Lining the shelves and workspaces of her studio, these stones are adorned with colorful messages, images and symbols of gratitude, hope and love.

Kroll works with various textures and materials that she says have a “natural yet sense of class to them.” The stones — which can be used indoors or out — work as bookends, door stops, rustic indoor decor or in the garden.

She also created a line of concrete magnet collections with about 40 different themes. Additionally, she carefully crafts concrete pendants, burlap prints and fabric bookends.

“They make great gifts for anyone,” she said.

But for some, her products are more than a gift.

The personalized messages — some include photographs or the handwriting of a loved one — capture the hearts and attention of many people on the online e-commerce platform called Etsy. Her newest design is a series of miscarriage and infant loss memorials.

At a recent Hope for Healing Mass at Immaculate Conception Parish in St. Anna for those who have suffered the loss of a child, families received a gift from Kroll — a set of two magnets in a special case. One magnet read, “Forever loved,” with two tiny footprints. The second read, “There is no footprint so small that it doesn’t leave an imprint on this world.”

kroll_stone

One of Kroll’s new designs — a a memorial stone for miscarriage/infant loss.

Chris Codden, director of the Office of Marriage and Family in the Diocese of St. Cloud, said one couple attending the service had suffered two miscarriages more than 30 years ago. Another couple had lost a child the week before.

“To have something like this to take home is so special,” Codden said. “Our babies do matter.”

Kroll has always felt that the whole process of her business has been inspired by the Holy Spirit.

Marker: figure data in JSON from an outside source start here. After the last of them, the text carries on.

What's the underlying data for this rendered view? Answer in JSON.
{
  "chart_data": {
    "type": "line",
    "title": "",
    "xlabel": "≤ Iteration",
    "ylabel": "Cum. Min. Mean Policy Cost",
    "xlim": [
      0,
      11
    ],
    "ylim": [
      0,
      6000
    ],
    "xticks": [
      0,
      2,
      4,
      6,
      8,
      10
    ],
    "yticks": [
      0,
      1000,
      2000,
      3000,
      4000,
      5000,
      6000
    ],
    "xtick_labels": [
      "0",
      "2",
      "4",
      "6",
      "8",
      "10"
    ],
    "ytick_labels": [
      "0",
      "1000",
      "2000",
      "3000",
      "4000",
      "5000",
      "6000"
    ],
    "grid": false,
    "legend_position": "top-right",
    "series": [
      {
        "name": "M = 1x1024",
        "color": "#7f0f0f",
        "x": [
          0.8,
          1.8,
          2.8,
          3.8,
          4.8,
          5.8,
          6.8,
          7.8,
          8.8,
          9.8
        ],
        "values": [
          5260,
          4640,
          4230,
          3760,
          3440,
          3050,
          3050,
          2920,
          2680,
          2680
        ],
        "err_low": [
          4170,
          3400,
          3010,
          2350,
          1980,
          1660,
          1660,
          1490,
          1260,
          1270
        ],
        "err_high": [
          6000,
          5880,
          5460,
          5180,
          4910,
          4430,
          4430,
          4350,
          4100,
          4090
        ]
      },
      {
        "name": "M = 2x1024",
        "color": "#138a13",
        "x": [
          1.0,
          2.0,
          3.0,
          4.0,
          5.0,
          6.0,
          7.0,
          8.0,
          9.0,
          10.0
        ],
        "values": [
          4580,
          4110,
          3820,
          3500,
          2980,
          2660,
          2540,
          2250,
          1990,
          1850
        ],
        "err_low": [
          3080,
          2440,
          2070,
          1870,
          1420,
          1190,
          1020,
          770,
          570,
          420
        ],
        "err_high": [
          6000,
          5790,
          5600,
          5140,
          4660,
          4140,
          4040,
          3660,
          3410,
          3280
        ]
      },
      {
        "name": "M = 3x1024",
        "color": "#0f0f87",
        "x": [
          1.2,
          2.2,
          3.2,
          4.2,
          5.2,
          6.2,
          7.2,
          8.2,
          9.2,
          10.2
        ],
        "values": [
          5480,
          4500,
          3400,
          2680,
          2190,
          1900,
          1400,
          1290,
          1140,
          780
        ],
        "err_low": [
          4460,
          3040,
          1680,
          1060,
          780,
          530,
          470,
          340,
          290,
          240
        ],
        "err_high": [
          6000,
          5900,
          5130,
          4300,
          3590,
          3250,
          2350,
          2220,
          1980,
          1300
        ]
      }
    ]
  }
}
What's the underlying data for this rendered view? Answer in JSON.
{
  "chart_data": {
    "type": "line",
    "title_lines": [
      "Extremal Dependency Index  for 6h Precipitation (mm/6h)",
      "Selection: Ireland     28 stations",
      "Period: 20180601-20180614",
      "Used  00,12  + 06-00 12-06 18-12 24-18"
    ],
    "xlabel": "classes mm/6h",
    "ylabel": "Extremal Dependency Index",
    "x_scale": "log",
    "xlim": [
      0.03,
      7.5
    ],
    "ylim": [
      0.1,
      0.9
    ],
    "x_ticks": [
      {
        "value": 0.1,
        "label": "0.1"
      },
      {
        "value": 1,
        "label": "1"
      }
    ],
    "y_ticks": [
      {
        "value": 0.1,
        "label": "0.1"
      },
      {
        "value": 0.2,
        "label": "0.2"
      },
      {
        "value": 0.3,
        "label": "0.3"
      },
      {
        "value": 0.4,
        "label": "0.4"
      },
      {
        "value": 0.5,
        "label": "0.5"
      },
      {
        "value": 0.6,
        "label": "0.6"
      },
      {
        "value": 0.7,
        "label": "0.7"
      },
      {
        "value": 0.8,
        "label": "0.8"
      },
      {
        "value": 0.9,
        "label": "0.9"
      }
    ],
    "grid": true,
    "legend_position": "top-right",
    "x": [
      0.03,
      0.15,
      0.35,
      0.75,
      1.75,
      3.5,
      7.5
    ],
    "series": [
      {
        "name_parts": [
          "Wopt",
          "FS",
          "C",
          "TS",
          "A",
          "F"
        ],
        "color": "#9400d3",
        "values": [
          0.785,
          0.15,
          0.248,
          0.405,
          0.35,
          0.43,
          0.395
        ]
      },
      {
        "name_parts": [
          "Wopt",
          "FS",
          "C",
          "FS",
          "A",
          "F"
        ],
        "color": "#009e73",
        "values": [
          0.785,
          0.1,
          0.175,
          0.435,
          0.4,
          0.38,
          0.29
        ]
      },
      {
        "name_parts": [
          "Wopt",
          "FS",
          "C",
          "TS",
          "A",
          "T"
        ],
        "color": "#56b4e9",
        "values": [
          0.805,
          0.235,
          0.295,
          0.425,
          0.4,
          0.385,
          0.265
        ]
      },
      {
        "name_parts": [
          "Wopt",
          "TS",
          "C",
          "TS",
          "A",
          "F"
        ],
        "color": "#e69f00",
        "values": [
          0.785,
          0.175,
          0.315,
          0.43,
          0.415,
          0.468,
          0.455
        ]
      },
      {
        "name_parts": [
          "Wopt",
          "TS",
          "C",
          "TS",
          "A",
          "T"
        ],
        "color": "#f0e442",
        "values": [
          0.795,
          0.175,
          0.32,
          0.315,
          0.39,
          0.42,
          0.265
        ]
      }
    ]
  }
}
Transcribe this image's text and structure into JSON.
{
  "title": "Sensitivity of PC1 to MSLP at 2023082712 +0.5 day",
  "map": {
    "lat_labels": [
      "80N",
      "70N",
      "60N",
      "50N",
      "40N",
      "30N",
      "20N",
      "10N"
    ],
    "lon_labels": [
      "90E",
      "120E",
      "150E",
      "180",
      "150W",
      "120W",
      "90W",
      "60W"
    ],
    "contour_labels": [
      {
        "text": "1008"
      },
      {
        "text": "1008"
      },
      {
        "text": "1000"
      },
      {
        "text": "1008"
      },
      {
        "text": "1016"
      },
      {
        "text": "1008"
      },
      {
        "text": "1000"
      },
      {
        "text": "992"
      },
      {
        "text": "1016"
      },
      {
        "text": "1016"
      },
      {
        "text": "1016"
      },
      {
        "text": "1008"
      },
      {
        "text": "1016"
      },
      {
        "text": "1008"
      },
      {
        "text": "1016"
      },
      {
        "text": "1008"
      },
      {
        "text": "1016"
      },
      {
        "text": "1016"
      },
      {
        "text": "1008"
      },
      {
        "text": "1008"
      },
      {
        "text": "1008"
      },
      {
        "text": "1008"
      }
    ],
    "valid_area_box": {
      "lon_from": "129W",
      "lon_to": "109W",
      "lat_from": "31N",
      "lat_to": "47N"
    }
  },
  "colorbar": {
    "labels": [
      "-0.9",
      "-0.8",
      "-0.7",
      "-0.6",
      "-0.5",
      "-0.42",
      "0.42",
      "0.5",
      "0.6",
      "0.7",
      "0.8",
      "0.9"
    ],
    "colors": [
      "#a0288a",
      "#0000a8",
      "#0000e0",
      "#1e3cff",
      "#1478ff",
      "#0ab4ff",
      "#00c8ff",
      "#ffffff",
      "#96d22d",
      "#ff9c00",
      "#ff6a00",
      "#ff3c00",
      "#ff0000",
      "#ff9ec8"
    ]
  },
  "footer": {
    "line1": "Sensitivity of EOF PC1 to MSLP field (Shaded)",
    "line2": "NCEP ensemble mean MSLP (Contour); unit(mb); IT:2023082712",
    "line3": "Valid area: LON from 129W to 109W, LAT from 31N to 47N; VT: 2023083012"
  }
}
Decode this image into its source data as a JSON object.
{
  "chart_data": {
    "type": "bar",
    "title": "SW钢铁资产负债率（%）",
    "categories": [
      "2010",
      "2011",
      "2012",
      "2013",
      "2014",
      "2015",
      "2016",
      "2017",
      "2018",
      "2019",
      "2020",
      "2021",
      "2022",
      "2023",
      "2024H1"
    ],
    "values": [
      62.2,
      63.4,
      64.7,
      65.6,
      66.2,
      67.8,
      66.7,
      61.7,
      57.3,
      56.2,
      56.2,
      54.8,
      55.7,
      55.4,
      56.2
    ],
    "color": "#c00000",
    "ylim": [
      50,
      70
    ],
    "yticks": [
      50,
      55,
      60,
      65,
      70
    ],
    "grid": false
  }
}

“I love doing this because it is not just making a project and sending it out. These all mean something to someone, they all have a story.”

Growing family, business

She started with only about 25 products.

“Every day I would put new products in my shop and work on tweaking my listings, prices [and] processes. It was a fun new experiment with the ability to get quick feedback on my ideas and interact with other sellers and eventually customers,” she said.

It took about 40 days to get her first sale and since then, business has slowly ramped up. After about three years of consistent work, she is nearing 350 products for sale with almost 7,000 online sales. She has sold to every state in the U.S. and to limited international countries. Though she won’t name them, she says she has many repeat customers and even a few celebrities.

Kroll has a goal of adding 100 more products, including new stone designs, linen pillows, linen-wrapped prints and concrete key chains.

“One of the greatest challenges and yet biggest rewards has been the ability to grow a business as a stay-at-home mom. It is a continual process of figuring out how to balance the growth of a business and the growth of a family. I couldn’t do it without the support of my husband, Kevin, and the kids and yet it’s certainly hard at times.”

Because she says she “bounces back and forth” between her work and family, her kids often feel like she is always working. Kroll is thankful that she has the help of her sister, April Bechtold, and her mother, Kathy Bechtold, who regularly helps with the kids. She also employs a couple of other helpers, including her daughter, Lucia, who has taken on the job of shop cleanup.

“I want the kids to see and learn that money is earned and to see the value of providing a service to others,” she said.

As her business expanded, so has her family. Kroll and her husband, Kevin, now have three children including Lucia, 9, Bennet, 4, Mari, 1, and a baby due in December.

“As a family we are excited about a new baby coming,” she said. “It’s fun to watch something grow as a family. Blessing and Light often feels like another baby in the family, one that has grown from my kitchen space to the dining room, to half the garage and now we are in the process of taking over the whole garage.

“I am very excited and grateful to have created this business which allows me to use my strengths to create for and serve others,” she added. “As steadily as it has grown, I feel like I am just beginning to feel the potential of the impact it could have.”